Redaction Placeholder Format

Redacted entities are replaced with placeholder tokens following the pattern:

  • [ENTITYTYPE_N] where ENTITYTYPE indicates the type of information (e.g., FIRSTNAME, PHONENUMBER, CREDITCARDCVV, ZIPCODE, ACCOUNTNUMBER)
  • N is a sequential number starting from 1 to uniquely identify each instance

Examples:

  • [FIRSTNAME_1], [FIRSTNAME_2] - First names
  • [PHONENUMBER_1] - Phone numbers
  • [CREDITCARDCVV_1] - Credit card CVV codes
  • [ZIPCODE_1] - ZIP/Postal codes
  • [ACCOUNTNUMBER_1] - Account numbers

For the highest level of protection and effective compliance auditing, enable both redact_pii=true and redact_pci=true flags in your request.

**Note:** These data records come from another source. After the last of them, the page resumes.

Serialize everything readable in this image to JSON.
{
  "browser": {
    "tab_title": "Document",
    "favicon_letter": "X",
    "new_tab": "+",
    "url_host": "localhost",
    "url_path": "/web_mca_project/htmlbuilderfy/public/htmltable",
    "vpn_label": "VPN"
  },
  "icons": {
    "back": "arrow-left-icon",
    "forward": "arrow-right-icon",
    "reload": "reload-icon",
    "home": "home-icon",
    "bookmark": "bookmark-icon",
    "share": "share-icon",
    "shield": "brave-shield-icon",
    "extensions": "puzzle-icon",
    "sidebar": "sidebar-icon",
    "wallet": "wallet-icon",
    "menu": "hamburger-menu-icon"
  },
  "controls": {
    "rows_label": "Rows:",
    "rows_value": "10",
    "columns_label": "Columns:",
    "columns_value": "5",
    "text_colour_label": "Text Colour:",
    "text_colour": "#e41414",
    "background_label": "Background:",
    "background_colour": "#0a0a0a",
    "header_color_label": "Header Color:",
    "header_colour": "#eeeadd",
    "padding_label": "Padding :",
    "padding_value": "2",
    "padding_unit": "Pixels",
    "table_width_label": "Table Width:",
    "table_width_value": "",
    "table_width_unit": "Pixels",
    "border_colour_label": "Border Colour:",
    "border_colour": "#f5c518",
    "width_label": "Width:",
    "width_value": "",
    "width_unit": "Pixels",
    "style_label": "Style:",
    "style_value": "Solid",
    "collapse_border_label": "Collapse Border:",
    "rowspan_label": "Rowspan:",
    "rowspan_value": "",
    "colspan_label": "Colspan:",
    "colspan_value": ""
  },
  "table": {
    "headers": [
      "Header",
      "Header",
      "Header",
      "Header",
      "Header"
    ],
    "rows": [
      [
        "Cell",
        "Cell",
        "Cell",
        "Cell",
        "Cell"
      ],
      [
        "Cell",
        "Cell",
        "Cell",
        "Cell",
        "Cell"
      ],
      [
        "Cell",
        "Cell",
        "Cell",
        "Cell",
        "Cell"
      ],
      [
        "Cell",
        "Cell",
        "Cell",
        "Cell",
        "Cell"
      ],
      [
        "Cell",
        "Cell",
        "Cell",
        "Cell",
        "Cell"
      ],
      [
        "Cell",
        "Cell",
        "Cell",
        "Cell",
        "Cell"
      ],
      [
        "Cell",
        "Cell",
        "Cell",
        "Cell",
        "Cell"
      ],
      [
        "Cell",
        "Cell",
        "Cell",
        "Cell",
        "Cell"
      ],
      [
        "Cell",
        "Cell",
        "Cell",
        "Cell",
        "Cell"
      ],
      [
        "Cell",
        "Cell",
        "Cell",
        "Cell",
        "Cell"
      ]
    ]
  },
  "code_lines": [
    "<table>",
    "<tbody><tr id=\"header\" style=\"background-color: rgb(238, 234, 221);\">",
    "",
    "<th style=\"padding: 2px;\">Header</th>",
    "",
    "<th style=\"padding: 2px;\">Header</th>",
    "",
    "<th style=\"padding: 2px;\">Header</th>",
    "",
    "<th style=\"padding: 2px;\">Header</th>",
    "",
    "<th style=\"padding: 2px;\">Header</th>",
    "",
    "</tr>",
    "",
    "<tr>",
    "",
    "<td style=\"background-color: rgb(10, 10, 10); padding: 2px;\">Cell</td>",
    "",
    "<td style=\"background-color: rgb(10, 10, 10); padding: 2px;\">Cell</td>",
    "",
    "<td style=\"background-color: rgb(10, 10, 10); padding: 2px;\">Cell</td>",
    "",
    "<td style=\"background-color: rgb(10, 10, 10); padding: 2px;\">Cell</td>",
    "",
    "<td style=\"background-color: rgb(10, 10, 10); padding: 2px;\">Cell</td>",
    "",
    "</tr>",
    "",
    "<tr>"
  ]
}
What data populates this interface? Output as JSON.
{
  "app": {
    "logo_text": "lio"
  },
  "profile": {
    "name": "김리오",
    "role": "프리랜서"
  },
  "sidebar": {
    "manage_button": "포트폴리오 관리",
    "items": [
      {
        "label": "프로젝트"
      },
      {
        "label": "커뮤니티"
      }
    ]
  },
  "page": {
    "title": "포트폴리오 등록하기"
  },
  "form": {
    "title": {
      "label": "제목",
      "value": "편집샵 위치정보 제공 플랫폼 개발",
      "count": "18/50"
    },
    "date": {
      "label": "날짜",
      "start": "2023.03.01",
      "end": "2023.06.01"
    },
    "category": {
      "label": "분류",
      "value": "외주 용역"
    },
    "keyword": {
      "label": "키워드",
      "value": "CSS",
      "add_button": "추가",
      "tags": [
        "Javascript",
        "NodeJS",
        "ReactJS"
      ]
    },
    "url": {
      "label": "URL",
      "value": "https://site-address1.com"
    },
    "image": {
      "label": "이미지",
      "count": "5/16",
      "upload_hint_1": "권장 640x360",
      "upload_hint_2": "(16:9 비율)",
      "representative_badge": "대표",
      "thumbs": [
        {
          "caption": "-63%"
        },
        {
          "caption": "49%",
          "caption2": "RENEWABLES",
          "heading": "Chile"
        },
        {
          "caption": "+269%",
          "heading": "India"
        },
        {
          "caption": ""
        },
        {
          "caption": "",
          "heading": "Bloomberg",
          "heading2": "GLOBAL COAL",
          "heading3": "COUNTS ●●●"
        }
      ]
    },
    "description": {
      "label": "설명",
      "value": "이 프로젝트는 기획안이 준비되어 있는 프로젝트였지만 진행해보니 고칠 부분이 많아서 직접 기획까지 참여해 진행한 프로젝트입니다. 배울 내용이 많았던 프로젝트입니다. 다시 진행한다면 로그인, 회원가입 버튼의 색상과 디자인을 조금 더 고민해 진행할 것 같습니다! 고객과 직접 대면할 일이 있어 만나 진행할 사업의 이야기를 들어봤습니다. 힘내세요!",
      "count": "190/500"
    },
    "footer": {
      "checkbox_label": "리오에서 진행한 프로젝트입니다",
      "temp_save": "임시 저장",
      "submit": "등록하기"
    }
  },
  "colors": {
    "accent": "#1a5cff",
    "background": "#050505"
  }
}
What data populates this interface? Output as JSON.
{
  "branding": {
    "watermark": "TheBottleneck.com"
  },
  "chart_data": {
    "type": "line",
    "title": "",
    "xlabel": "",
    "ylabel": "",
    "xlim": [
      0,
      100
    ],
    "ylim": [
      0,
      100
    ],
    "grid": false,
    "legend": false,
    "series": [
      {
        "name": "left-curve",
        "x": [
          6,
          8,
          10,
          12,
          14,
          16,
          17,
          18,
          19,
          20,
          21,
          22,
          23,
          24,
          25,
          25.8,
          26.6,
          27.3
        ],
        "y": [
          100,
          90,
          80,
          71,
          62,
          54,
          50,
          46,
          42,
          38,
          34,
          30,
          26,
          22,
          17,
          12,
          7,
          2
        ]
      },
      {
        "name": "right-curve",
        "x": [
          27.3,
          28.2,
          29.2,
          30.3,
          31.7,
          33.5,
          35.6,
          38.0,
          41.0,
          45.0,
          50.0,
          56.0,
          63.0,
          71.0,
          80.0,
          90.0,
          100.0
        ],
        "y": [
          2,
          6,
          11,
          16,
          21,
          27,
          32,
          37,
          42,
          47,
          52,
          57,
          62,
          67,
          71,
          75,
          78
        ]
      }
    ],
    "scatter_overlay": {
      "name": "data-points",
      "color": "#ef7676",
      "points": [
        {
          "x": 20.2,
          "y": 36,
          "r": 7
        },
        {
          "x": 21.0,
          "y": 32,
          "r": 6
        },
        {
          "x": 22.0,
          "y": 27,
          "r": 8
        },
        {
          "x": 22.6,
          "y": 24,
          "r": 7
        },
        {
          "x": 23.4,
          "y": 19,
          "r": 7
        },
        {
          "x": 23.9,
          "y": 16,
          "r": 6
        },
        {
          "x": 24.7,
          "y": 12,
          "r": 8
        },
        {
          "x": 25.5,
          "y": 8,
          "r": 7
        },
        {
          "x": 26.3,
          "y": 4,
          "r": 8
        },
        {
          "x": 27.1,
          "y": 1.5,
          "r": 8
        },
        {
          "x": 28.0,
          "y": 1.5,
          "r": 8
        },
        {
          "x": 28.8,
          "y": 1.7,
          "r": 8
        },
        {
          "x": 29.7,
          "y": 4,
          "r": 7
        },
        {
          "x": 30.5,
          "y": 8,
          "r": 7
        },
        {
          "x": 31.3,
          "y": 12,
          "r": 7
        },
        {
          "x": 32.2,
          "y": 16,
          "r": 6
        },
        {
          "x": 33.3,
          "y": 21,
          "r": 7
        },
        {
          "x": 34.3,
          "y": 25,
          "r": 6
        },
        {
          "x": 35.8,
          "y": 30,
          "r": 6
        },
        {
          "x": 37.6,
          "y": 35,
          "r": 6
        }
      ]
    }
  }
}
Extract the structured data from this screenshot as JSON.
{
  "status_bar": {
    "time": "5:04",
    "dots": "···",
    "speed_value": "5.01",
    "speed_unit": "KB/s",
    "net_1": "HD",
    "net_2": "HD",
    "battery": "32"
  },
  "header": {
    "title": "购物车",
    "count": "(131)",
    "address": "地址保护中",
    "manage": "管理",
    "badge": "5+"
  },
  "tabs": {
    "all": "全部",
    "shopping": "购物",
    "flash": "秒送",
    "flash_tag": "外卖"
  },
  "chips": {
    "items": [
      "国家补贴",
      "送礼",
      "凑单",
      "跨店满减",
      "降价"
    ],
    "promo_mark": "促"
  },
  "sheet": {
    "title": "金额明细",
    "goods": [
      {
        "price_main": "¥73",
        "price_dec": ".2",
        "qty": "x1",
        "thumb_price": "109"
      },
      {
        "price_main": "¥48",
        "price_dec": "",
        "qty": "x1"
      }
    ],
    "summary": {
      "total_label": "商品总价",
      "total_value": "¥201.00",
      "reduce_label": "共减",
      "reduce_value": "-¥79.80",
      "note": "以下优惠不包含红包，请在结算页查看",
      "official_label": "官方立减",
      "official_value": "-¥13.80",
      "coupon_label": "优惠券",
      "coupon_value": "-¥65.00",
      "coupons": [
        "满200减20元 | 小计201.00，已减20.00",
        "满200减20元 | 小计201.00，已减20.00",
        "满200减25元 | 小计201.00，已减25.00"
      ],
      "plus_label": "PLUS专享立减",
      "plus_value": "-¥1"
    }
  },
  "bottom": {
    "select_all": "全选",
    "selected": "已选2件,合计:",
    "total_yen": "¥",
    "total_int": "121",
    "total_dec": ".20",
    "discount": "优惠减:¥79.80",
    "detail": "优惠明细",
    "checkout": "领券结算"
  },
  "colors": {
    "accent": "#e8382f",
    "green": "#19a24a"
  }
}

Additionally, use the redacted_entities array in the response as an audit trail to track what data has been redacted from each transcript.

Compliance and Privacy

Redaction helps with compliance requirements for:

  • HIPAA: Health Insurance Portability and Accountability Act (healthcare data)
  • GDPR: General Data Protection Regulation (EU data protection)
  • CCPA: California Consumer Privacy Act (California data protection)
  • PCI DSS: Payment Card Industry Data Security Standard (payment card data)
  • SOC 2: System and Organization Controls (security and privacy)

Note: Redaction is a tool to help protect sensitive information, but it should be used as part of a comprehensive data protection strategy. Always consult with legal and compliance teams to ensure your implementation meets regulatory requirements.